A horse stands beneath a porch with its legs crossed, its rider leaning sleepily against the wall next to a barrel of bock beer. This painting on the wall of the Kaldenhoff pub in Essen could be a nod to times gone by. After all, the building existed back in the 19th century, and the pub within with its dark wooden benches, red floor tiles and former dance hall was already well-known to Franz Haniel. Let’s take a journey back in time:
185 years ago, Franz Haniel achieved a milestone in coal mining: For the very first time, the miners in the Franz pit in Schönebeck – then still part of Borbeck – managed to break through the layer of marl. On 26 March 1834, the leading miner in the pit, Stölzel, reported that he had now drilled into the “stone” – the marl – at a depth of around 52 m below ground. Just a day later, Stölzel added euphorically: “I am delighted to have the honour of announcing to Mr Haniel that we have just struck a bed of coal two feet (2 feet = approximately 60 cm) thick in the Kaldenhoffer Busch...” The bed of coal ultimately proved to be just 30 cm thick and so was not worth mining. However, this achievement marked a quantum leap forward in terms of the industrialisation of the Ruhr region.
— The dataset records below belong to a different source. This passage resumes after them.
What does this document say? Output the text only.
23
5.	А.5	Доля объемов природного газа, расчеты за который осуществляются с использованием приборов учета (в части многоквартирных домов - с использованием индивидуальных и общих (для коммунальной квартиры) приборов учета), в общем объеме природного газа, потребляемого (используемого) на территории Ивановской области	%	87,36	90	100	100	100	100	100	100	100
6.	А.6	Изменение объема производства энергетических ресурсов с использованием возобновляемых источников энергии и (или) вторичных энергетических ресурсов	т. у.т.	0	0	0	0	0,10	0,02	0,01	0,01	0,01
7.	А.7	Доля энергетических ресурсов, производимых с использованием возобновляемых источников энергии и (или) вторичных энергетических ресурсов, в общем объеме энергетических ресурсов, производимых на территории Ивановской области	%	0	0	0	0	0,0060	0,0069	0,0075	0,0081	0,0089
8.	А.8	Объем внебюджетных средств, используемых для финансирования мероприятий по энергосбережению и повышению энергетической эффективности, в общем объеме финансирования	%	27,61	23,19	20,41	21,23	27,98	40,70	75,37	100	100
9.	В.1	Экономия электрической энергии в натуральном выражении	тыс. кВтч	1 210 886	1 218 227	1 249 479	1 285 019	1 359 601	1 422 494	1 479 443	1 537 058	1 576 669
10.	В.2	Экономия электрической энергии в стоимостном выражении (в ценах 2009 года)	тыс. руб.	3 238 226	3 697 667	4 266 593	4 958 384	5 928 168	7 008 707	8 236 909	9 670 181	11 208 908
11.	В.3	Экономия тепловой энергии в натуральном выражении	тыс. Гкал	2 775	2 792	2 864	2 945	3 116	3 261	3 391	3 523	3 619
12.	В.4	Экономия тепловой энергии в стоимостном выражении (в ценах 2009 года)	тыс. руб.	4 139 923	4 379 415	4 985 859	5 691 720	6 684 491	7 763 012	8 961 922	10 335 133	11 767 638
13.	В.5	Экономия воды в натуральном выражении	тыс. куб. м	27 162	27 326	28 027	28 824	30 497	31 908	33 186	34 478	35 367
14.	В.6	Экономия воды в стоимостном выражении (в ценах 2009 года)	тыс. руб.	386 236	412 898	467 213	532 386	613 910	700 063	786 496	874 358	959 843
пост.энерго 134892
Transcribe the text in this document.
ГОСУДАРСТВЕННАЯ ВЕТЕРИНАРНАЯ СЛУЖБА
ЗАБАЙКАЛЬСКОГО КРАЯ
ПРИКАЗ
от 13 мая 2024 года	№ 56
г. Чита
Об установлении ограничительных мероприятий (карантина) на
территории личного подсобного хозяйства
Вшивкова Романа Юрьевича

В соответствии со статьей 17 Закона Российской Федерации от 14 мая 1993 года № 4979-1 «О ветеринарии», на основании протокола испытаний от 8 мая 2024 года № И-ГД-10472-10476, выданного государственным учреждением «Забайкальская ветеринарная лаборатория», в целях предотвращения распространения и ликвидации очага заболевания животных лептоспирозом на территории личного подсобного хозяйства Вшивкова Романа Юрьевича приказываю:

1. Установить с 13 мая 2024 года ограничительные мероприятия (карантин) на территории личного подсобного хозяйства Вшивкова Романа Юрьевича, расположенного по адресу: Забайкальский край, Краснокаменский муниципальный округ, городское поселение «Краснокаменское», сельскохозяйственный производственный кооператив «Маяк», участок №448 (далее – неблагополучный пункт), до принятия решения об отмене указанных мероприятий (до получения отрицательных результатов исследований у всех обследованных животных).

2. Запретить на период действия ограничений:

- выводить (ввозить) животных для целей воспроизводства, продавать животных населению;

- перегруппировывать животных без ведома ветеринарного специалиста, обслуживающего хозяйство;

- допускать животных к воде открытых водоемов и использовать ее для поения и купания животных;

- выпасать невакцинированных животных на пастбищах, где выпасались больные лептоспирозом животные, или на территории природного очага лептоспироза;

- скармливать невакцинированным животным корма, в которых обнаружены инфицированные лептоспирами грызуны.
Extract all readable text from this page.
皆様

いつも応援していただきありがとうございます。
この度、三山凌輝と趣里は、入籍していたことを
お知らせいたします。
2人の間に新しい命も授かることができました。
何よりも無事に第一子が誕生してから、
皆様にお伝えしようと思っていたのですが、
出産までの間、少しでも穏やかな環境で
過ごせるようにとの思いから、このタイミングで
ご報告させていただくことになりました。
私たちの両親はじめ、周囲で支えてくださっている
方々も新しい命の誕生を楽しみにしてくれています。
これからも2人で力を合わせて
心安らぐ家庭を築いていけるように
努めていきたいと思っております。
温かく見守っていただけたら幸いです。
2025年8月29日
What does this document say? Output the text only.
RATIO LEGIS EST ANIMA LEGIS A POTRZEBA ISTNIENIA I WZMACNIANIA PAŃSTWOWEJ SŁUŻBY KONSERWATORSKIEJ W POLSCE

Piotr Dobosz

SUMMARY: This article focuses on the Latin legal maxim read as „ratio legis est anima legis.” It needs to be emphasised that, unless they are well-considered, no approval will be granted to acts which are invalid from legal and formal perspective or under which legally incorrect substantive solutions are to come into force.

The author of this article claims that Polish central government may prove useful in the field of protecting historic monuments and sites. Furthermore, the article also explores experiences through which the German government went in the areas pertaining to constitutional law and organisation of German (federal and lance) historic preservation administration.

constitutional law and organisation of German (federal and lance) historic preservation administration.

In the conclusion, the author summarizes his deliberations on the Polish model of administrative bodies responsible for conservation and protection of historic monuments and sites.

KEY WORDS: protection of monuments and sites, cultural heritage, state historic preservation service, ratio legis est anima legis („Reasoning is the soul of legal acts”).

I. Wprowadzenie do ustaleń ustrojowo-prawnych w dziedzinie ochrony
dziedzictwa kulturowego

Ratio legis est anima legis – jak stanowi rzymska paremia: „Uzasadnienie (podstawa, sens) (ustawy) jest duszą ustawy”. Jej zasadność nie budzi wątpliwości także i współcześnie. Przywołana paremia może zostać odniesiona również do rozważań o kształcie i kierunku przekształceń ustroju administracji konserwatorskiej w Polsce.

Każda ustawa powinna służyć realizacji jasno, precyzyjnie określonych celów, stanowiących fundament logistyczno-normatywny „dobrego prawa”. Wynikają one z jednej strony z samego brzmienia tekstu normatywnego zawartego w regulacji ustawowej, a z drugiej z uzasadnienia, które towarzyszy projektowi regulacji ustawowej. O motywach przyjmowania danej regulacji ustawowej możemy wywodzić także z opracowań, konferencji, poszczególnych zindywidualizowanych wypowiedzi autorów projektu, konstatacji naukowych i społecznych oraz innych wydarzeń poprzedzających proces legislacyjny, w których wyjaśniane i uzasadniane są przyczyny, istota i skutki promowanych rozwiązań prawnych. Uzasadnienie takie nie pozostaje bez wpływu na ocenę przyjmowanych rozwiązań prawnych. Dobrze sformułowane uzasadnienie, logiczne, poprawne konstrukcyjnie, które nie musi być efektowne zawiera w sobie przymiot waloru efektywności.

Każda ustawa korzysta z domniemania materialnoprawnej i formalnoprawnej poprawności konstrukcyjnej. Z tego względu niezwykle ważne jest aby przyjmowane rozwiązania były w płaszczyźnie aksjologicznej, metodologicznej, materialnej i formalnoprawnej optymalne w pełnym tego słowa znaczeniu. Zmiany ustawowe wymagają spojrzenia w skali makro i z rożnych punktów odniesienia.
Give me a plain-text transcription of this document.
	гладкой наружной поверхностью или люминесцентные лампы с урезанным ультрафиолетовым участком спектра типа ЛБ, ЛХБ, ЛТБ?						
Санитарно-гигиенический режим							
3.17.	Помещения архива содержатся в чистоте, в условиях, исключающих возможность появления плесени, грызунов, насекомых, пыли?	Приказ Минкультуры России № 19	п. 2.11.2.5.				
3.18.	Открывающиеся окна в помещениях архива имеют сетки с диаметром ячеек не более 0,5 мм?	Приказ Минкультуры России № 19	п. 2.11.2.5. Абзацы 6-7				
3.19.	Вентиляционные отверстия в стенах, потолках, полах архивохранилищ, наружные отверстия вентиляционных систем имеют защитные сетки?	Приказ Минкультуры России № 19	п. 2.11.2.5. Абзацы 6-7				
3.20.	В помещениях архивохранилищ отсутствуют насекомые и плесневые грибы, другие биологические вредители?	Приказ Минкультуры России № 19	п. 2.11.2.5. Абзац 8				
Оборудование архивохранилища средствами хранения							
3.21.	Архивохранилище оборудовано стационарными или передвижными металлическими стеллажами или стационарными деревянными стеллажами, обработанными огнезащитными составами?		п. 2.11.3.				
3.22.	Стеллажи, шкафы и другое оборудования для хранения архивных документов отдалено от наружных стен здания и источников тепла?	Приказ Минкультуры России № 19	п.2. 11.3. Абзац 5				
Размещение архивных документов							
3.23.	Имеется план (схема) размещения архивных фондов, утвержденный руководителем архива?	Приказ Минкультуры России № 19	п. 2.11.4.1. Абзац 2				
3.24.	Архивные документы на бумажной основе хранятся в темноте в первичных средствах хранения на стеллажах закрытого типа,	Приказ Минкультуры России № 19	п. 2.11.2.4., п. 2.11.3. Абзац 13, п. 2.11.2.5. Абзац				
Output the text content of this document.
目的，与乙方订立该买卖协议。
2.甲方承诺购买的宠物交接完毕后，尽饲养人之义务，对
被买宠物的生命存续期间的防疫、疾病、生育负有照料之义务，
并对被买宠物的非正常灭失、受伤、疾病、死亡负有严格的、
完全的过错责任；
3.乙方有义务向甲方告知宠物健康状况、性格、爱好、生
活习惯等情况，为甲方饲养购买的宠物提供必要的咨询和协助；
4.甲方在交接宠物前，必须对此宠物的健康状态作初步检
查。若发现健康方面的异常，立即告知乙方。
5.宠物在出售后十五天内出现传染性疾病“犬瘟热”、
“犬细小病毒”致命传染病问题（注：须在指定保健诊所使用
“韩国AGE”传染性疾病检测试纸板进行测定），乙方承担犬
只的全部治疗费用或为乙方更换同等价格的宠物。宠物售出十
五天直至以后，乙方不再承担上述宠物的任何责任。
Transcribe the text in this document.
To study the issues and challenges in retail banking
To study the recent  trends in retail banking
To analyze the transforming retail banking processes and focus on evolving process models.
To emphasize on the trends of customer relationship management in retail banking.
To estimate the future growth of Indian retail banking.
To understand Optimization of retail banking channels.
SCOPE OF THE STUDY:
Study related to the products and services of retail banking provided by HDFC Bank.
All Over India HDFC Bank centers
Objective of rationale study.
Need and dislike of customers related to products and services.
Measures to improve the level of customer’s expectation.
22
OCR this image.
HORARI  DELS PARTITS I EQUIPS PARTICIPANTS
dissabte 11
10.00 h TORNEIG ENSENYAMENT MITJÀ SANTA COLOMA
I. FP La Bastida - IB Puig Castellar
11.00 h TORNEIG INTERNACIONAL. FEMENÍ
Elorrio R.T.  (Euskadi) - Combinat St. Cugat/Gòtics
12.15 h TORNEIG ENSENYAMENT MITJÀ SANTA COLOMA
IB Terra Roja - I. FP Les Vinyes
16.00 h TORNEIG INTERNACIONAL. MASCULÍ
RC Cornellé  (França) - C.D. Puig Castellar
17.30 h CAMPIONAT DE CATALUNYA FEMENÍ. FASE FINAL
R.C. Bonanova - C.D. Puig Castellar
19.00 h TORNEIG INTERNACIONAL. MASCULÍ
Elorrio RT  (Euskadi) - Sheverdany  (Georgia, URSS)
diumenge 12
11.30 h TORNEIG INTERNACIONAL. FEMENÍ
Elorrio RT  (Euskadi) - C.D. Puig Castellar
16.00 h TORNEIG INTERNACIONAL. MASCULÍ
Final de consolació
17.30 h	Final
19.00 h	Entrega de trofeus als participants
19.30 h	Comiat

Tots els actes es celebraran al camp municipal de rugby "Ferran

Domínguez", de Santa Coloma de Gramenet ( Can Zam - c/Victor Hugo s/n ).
By drilling vertically (a process also known as sinking) through the – until then – impenetrable layer of marl, Franz Haniel was now able to access the layers of coal further down below where the high-quality bituminous coal needed to produce coke is found. The coke is then used as the basis for steel production. Unlike lean coal, which had already been mined for centuries in the Ruhr valley in open pit mines and tunnels, bituminous coal could only be reached by drilling vertical shafts into the earth.
As soon as the water-impermeable layer of marl is penetrated, large quantities of the water sitting above the stone flow into the shaft. The shaft therefore needs to be continuously pumped out using steam engines. It was not yet possible to do this on a continuous basis in 1834 because the expensive steam engines – mostly imported from England – were very prone to failure. Although Franz Haniel did prove with the Franz pit in 1834 that it was technically possible to mine bituminous coal, it was not a financially successful endeavour because the shaft kept flooding.
The employees were also full of liquid – though of the alcoholic variety – as everyone celebrated nonetheless and did so in style: On 3 April, Franz Haniel hired the dance hall, including dance licence, at the Kaldenhoff pub on Aktienstraße in Schönebeck for himself and his miners. According to the “accounts” from 1834, it was a lavish affair: The pub charged Haniel for “17 tankards of brandy at 6 silver pennies each, coffee for 10 men at 3 silver pennies each” and “more brandy and a few broken glasses,” totalling 9 thalers and 3 silver pennies. 17 tankards is roughly 22 litres. There was also 137 litres of beer to account for, as well as costs for musicians, white bread and cheese – rather a lot, considering that only around 30 men were involved. The rustic pub at Aktienstraße 140 is still in business today. Guests can still unwind there after a successful day’s work – only now with a pint of Stauder rather than bock beer.